Kaji Usulan DTKJ, Pemprov DKI Segera Putuskan Kenaikan Tarif Transjakarta

Tarif Rp 5.000 untuk Transjakarta di dalam kota, Rp 10 ribu untuk Transjabodetabek.

Rep: Bayu Adji Prihammanda/ Red: Erik Purnama Putra
Penumpang berada di dalam bus Transjakarta.
Foto: Republika/Prayogi
Penumpang berada di dalam bus Transjakarta.

REPUBLIKA.CO.ID, JAKARTA -- Dewan Transportasi Kota Jakarta (DTKJ) memberikan usulan kenaikan tarif Transjakarta, termasuk untuk layanan Transjabodetabek dan Mikrotrans. Adapun usulan yang diberikan adalah Rp 5.000 untuk Transjakarta di dalam kota, Rp 10 ribu untuk Transjabodetabek, dan Rp 2.000 untuk Mikrotrans.

Gubernur DKI Jakarta Pramono Anung Wibowo mengaku, telah menerima usulan yang disampaikan DTKJ. Dia menyatakan, bakal segera melakukan kajian terhadap usulan tersebut. Baru setelahnya, Pemprov DKI Jakarta akan memutuskan tarif Transjakarta, termasuk Transjabodetabek dan Mikrotrans atau angkot Jaklingko. 

Baca Juga

"Untuk usulan dari dewan transportasi tentunya segera akan dikaji oleh Pemerintah DKI Jakarta. Saya sudah mendapatkan usulan tersebut," kata Pramono di Jalan Rasuna Said, Jakarta Selatan, Selasa (7/7/2026).
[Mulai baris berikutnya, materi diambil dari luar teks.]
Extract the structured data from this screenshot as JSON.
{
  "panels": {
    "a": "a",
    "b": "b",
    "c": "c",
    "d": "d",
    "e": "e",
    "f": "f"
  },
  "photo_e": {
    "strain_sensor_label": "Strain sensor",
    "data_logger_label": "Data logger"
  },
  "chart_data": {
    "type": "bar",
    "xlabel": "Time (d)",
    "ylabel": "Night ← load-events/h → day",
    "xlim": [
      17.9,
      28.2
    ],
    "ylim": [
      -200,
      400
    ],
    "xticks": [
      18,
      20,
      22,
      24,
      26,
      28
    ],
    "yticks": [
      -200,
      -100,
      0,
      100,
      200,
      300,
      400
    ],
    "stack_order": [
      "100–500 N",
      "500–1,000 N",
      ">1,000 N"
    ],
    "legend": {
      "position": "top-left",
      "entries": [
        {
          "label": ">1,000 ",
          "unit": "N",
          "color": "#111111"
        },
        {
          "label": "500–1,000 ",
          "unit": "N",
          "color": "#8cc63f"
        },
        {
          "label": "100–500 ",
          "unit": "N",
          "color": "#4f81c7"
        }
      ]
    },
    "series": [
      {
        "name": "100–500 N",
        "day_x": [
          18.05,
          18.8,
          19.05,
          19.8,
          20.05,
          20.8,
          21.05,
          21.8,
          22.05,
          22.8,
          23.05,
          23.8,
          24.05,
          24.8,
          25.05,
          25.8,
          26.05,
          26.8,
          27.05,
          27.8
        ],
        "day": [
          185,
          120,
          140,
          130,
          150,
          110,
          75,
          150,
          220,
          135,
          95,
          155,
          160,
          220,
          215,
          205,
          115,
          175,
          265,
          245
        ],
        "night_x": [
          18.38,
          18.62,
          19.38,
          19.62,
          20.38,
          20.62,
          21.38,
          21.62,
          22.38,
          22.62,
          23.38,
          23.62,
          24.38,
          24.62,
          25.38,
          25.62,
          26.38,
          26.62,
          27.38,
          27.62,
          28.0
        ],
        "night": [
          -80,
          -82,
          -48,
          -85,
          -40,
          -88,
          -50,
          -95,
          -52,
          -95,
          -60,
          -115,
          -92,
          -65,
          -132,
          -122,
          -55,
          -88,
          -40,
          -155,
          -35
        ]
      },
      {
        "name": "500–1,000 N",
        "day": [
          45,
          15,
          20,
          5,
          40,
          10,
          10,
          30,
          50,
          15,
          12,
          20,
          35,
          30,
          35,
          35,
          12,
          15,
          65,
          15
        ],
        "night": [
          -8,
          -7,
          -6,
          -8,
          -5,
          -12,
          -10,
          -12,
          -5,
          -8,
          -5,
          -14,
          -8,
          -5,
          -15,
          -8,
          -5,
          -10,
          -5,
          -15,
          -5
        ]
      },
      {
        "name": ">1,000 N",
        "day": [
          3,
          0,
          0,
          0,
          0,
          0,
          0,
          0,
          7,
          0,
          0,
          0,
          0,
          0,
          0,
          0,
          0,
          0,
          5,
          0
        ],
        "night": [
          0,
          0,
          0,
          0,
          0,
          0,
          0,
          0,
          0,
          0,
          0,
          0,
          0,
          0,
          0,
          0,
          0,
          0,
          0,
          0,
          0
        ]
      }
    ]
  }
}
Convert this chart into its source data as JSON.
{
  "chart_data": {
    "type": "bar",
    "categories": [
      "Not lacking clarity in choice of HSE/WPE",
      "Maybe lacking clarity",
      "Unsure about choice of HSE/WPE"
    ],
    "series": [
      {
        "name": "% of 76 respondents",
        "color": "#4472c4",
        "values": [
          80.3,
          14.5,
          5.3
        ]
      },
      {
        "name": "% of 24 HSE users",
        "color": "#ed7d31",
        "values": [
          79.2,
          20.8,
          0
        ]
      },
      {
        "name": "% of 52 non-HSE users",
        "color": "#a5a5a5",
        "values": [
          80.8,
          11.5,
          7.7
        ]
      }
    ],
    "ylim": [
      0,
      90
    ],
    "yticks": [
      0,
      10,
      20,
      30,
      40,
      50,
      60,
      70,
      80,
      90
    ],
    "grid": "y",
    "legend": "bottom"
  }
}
Menurut dia, penyesuaian tarif memang sudah semestinya dilakukan, khususnya untuk layanan Transjabodetabek. Pasalnya, tarif untuk beberapa rute Transjabodetabek dinilai terlalu murah.

Pramono mencontohkan, saat ini Transjabodetabek rute SH2 (Blok M-Bandara Seokarno-Hatta) masih Rp 3.500 sejak beroperasi pada 12 Maret 2026. Padahal, tarif itu awalnya hanya untuk tiga bulan pertama beroperasi.

"Nanti kami bahas dan segera memang harus diambil keputusan terutama untuk Transjabodetabek yang ke bandara yang pada waktu itu saya janjikan dalam waktu tiga bulan akan kita umumkan. Ini sudah lebih dari tiga bulan, sehingga sekarang ini memang kita juga sedang membahas dengan DPRD Provinsi DKI Jakarta mengenai hal tersebut," ucap Pramono.